Potts Denies Approving Sniper Orders Suspended Deputy Director Also Distances Himself From Destruction Of Documents
The suspended deputy director of the FBI told Congress on Thursday that he didn’t approve shoot-on-sight rules for Ruby Ridge or order shredding of related documents.
“I did not direct anyone to alter or destroy documents,” Larry Potts told a Senate panel investigating the 1992 siege at Randy Weaver’s North Idaho cabin.
Potts and four other senior FBI officials, including Danny Coulson and E. Michael Kahoe, were suspended in mid-August by FBI Director Louis Freeh.
The five now are at the center of a criminal investigation into the controversial shooting rules and an alleged cover-up of who had approved the rules.
Potts managed the Ruby Ridge siege from FBI headquarters in Washington, D.C., but he contended the shooting rules were written by agents at the scene.
Potts said notes he took at the time would corroborate his testimony. The notes have not been made public and now are in the possession of the Justice Department.
He and Coulson testified in the third week of hearings before a Senate Judiciary subcommittee. They both said they will be exonerated of wrongdoing.
Kahoe has admitted destroying FBI documents associated with the orders that allowed FBI snipers to shoot any armed adult outside Weaver’s cabin.
The rules were drafted after a deputy U.S. marshal and Weaver’s 14-year-old son had been shot and killed during a gunbattle at Ruby Ridge.
The following day, an FBI sniper shot and killed Weaver’s wife, Vicki, while she stood in the cabin doorway.
The destruction of the documents apparently occurred before Freeh gave Potts - his close friend - a mild rebuke last spring for the handling of the 11-day siege and then promoted him a month later to the No. 2 position at the FBI.
A March 7 letter from Freeh released Thursday shows Deputy Attorney General Jamie Gorelick wanted to suspend Potts for a month, costing him $10,000.
“I am concerned about the impact this decision would have on my credibility as director,” Freeh said in the letter to Gorelick.
Freeh prevailed, and Potts got only a letter of censure.
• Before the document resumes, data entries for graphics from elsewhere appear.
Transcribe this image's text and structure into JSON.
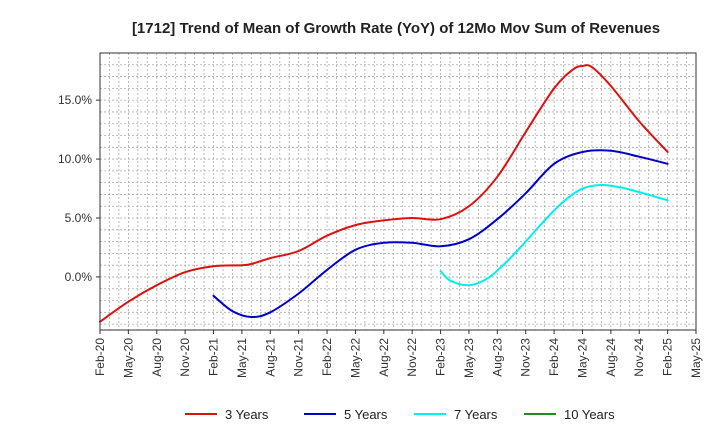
{
  "chart_data": {
    "type": "line",
    "title": "[1712]  Trend of Mean of Growth Rate (YoY) of 12Mo Mov Sum of Revenues",
    "xlabel": "",
    "ylabel": "",
    "x_ticks": [
      "Feb-20",
      "May-20",
      "Aug-20",
      "Nov-20",
      "Feb-21",
      "May-21",
      "Aug-21",
      "Nov-21",
      "Feb-22",
      "May-22",
      "Aug-22",
      "Nov-22",
      "Feb-23",
      "May-23",
      "Aug-23",
      "Nov-23",
      "Feb-24",
      "May-24",
      "Aug-24",
      "Nov-24",
      "Feb-25",
      "May-25"
    ],
    "y_ticks": [
      {
        "value": 0,
        "label": "0.0%"
      },
      {
        "value": 5,
        "label": "5.0%"
      },
      {
        "value": 10,
        "label": "10.0%"
      },
      {
        "value": 15,
        "label": "15.0%"
      }
    ],
    "ylim": [
      -4.5,
      19
    ],
    "xlim_months": [
      0,
      63
    ],
    "grid": true,
    "legend_position": "bottom",
    "series": [
      {
        "name": "3 Years",
        "color": "#dd1111",
        "points": [
          [
            0,
            -3.8
          ],
          [
            3,
            -2.1
          ],
          [
            6,
            -0.7
          ],
          [
            9,
            0.4
          ],
          [
            12,
            0.9
          ],
          [
            15,
            1.0
          ],
          [
            16,
            1.1
          ],
          [
            18,
            1.6
          ],
          [
            21,
            2.2
          ],
          [
            24,
            3.5
          ],
          [
            27,
            4.4
          ],
          [
            30,
            4.8
          ],
          [
            33,
            5.0
          ],
          [
            36,
            4.9
          ],
          [
            39,
            6.0
          ],
          [
            42,
            8.5
          ],
          [
            45,
            12.3
          ],
          [
            48,
            16.0
          ],
          [
            50,
            17.6
          ],
          [
            51,
            17.9
          ],
          [
            52,
            17.8
          ],
          [
            54,
            16.2
          ],
          [
            57,
            13.2
          ],
          [
            60,
            10.6
          ],
          [
            63,
            null
          ]
        ]
      },
      {
        "name": "5 Years",
        "color": "#0000cc",
        "points": [
          [
            12,
            -1.6
          ],
          [
            14,
            -2.9
          ],
          [
            16,
            -3.4
          ],
          [
            18,
            -3.0
          ],
          [
            21,
            -1.4
          ],
          [
            24,
            0.6
          ],
          [
            27,
            2.3
          ],
          [
            30,
            2.9
          ],
          [
            33,
            2.9
          ],
          [
            36,
            2.6
          ],
          [
            39,
            3.2
          ],
          [
            42,
            4.9
          ],
          [
            45,
            7.1
          ],
          [
            48,
            9.6
          ],
          [
            51,
            10.6
          ],
          [
            54,
            10.7
          ],
          [
            57,
            10.2
          ],
          [
            60,
            9.6
          ]
        ]
      },
      {
        "name": "7 Years",
        "color": "#00eeee",
        "points": [
          [
            36,
            0.5
          ],
          [
            37,
            -0.3
          ],
          [
            39,
            -0.7
          ],
          [
            41,
            -0.1
          ],
          [
            43,
            1.3
          ],
          [
            45,
            3.0
          ],
          [
            47,
            4.8
          ],
          [
            49,
            6.4
          ],
          [
            51,
            7.5
          ],
          [
            53,
            7.8
          ],
          [
            55,
            7.6
          ],
          [
            57,
            7.2
          ],
          [
            60,
            6.5
          ]
        ]
      },
      {
        "name": "10 Years",
        "color": "#228b22",
        "points": []
      }
    ]
  }
}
But he and the four others were suspended in mid-August after the cover-up allegations surfaced, prompting the new criminal investigation and congressional hearings.
Potts and Coulson directly contradicted Richard Rogers, head of the FBI Hostage Rescue Team, and Eugene Glenn, on-scene commander at Ruby Ridge, who said the shooting rules had been approved at headquarters.
“I know that the rules changed after they got out there,” Potts said of Glenn and Rogers.
Coulson said he saw the initial Ruby Ridge operations plan but immediately rejected it because it included no attempt to negotiate a surrender. Instead, it called for an assault on Weaver’s plywood home.
“An armored vehicle would destroy portions of the Weaver compound and insert tear gas into the cabin if the Weavers did not surrender,” Coulson said of the plan he rejected.
The operation plan’s second page contained the controversial “rules of engagement,” but Coulson said he either didn’t read that far or didn’t receive the page at headquarters.
Sen. Herb Kohl, D-Wis., wanted to know why the “the world’s finest law enforcement agency” couldn’t figure out which of its commanders had approved the Ruby Ridge shooting orders.
“It is an embarrassment that we all feel,” Coulson replied.
Then he continued, “Senator, I think it’s also an embarrassment that we have to come here and testify.”
Even though the shooting rules violated FBI policy, Potts and Coulson said the FBI sniper was justified in firing a shot that wounded Randy Weaver and the second shot that wounded Kevin Harris and killed Vicki Weaver.
That brought an angry response from committee chairman Sen. Arlen Specter.
The Pennsylvania Republican said the second shot - fired while Weaver and Harris were running to the cabin - doesn’t square with a U.S. Supreme Court ruling that says deadly force can be used only when there is an immediate threat of grievous bodily harm.
“If this controversy continues, then those people (in the FBI) have to be replaced,” Specter told Coulson and Potts.
Both FBI officials said they viewed the siege as the most-dangerous situation ever encountered by the FBI.
“We had a situation where armed individuals had routed six well-trained marshals and killed one of them,” Coulson said. “I don’t know of a much more serious threat.”
Sen. Dianne Feinstein, D-Calif., wanted to know why - if the Weaver siege was such a threat - Potts and Coulson remained behind at FBI headquarters.
“Well, I would have loved to have gone to the scene,” Potts replied, but he and Coulson said FBI procedures required they stay at headquarters.
By remaining behind, Feinstein said, it’s easier for Potts and Coulson to blame commanders at Ruby Ridge for the mistakes, including the shooting rules.
The Senate panel appeared frustrated at times by the testimony from the high-ranking FBI officials.
“So far, all the people that we’ve heard from the FBI, … nobody did anything wrong,” Kohl said.
With no one accepting responsibility, Kohl said he is “led to believe by the FBI that (the Ruby Ridge siege) was almost a model of conduct.”